Children Are Like Locs

Children Are Like Locs

by Anika Prather 

The Living Water School, Alexandria, VA


This has been the year for me personally, as a mom and as a school founder, to fully mentally and emotionally grasp that kids do not need our help to learn. It took these almost 4 years to fully shed any notion of assisting or even scaffolding what children are learning. I totally believe that we should just leave kids alone and stop interrupting them! I mean, I don’t even waste my breath asking my own kids what they learned or experienced, and they are developing in such incredible ways.

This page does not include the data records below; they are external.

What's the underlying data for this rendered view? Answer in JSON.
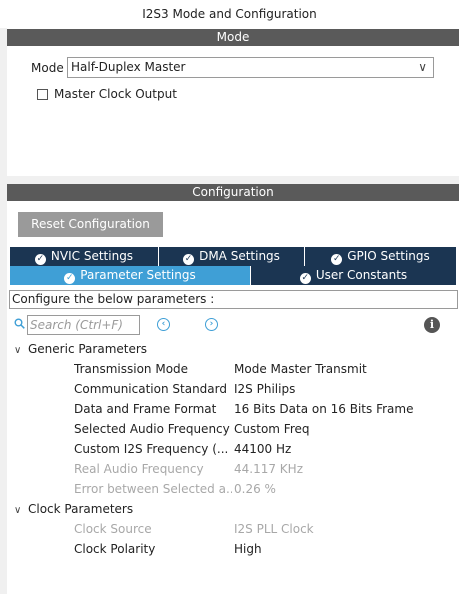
{
  "window_title": "I2S3 Mode and Configuration",
  "mode_section": {
    "header": "Mode",
    "mode_label": "Mode",
    "mode_value": "Half-Duplex Master",
    "master_clock_label": "Master Clock Output",
    "master_clock_checked": false
  },
  "config_section": {
    "header": "Configuration",
    "reset_button": "Reset Configuration",
    "tabs_row1": [
      {
        "label": "NVIC Settings"
      },
      {
        "label": "DMA Settings"
      },
      {
        "label": "GPIO Settings"
      }
    ],
    "tabs_row2": [
      {
        "label": "Parameter Settings",
        "active": true
      },
      {
        "label": "User Constants",
        "active": false
      }
    ],
    "description": "Configure the below parameters :",
    "search_placeholder": "Search (Ctrl+F)",
    "groups": [
      {
        "label": "Generic Parameters",
        "params": [
          {
            "name": "Transmission Mode",
            "value": "Mode Master Transmit",
            "enabled": true
          },
          {
            "name": "Communication Standard",
            "value": "I2S Philips",
            "enabled": true
          },
          {
            "name": "Data and Frame Format",
            "value": "16 Bits Data on 16 Bits Frame",
            "enabled": true
          },
          {
            "name": "Selected Audio Frequency",
            "value": "Custom Freq",
            "enabled": true
          },
          {
            "name": "Custom I2S Frequency (...",
            "value": "44100 Hz",
            "enabled": true
          },
          {
            "name": "Real Audio Frequency",
            "value": "44.117 KHz",
            "enabled": false
          },
          {
            "name": "Error between Selected a...",
            "value": "0.26 %",
            "enabled": false
          }
        ]
      },
      {
        "label": "Clock Parameters",
        "params": [
          {
            "name": "Clock Source",
            "value": "I2S PLL Clock",
            "enabled": false
          },
          {
            "name": "Clock Polarity",
            "value": "High",
            "enabled": true
          }
        ]
      }
    ]
  },
  "colors": {
    "section_bar": "#5a5a5a",
    "tab_dark": "#1b3552",
    "tab_active": "#3f9fd6",
    "disabled_text": "#a8a8a8"
  }
}
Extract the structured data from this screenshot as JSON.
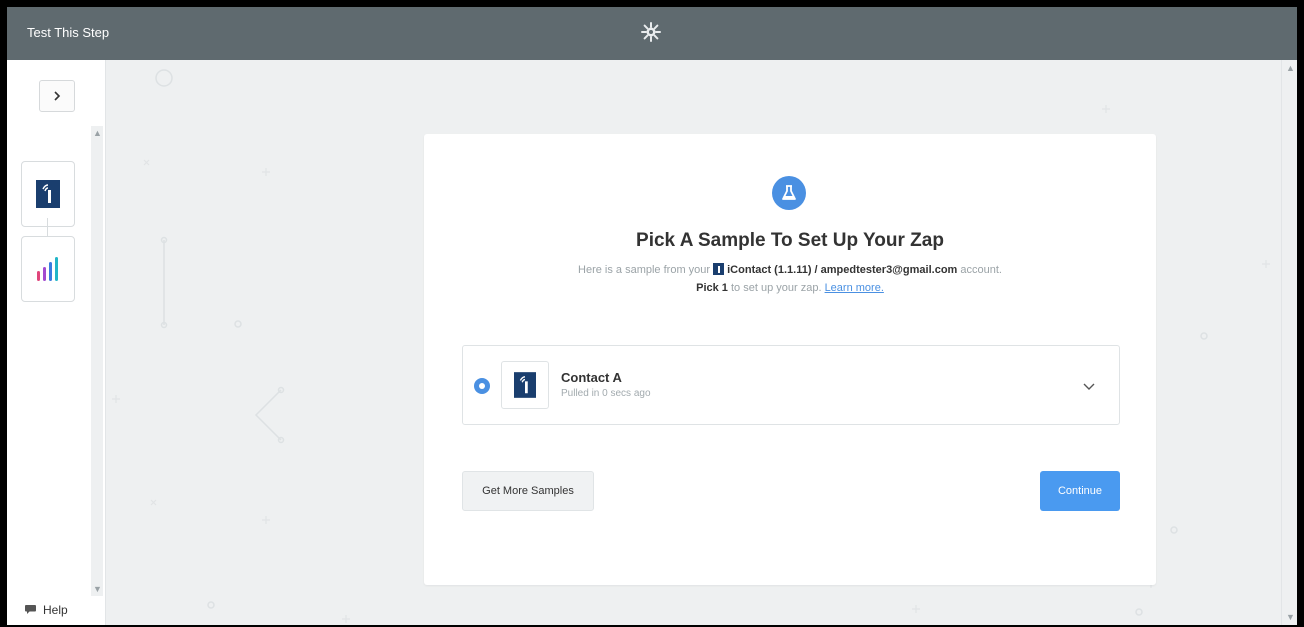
{
  "header": {
    "title": "Test This Step",
    "center_icon": "gear-icon"
  },
  "sidebar": {
    "expand_icon": "chevron-right-icon",
    "steps": [
      {
        "app": "iContact",
        "icon": "icontact-logo-icon"
      },
      {
        "app": "Bars app",
        "icon": "bar-chart-logo-icon"
      }
    ],
    "help_label": "Help"
  },
  "card": {
    "icon": "flask-icon",
    "title": "Pick A Sample To Set Up Your Zap",
    "subtitle_prefix": "Here is a sample from your",
    "account_name": "iContact (1.1.11) / ampedtester3@gmail.com",
    "subtitle_suffix": "account.",
    "pick_bold": "Pick 1",
    "pick_rest": "to set up your zap.",
    "learn_more": "Learn more.",
    "sample": {
      "name": "Contact A",
      "meta": "Pulled in 0 secs ago",
      "selected": true
    },
    "get_more_label": "Get More Samples",
    "continue_label": "Continue"
  },
  "colors": {
    "topbar": "#5f6a6f",
    "accent": "#4a90e2",
    "page_bg": "#eef0f1"
  }
}
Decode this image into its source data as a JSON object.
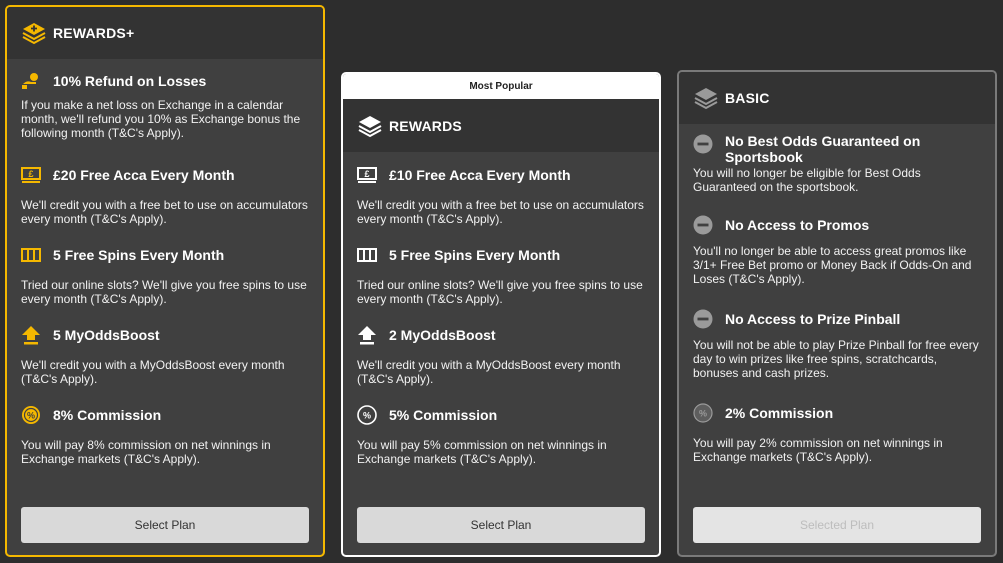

One day I had an epiphany about this. I have dreadlocs. This is the second time I’ve done my hair like this. The first time was just after college, and I wore them for 15 years. I would wash and put gel in it and twist them so they looked perfect. After some time my hair began to thin out so I cut them out and wore an Afro for a long time. Then I decided to wear the type of locs that Rastafarians wear, which are called “free form locs”. I literally just stopped combing and styling my hair. I washed it and put olive oil in it only. I only used a translucent shampoo, no conditioner. Basically I did as little to it as possible. My hair looked really crazy at first, but then it started forming these natural rope-like locs all over my head. All different shapes and sizes. This is my third year with them and people give me compliments about them all the time. Ladies will say, “So how’d you get your hair like that?” And I will say, “I didn’t do anything.” And they look with a blank look for a while and ask the same question in a different way. And I’ll just say, “Look, I didn’t do anything to my hair. I washed it, oiled it, and left it alone. Just nurtured it and let it do its thing.” When I said that, I thought to myself, “OMG! Children are like locs!!”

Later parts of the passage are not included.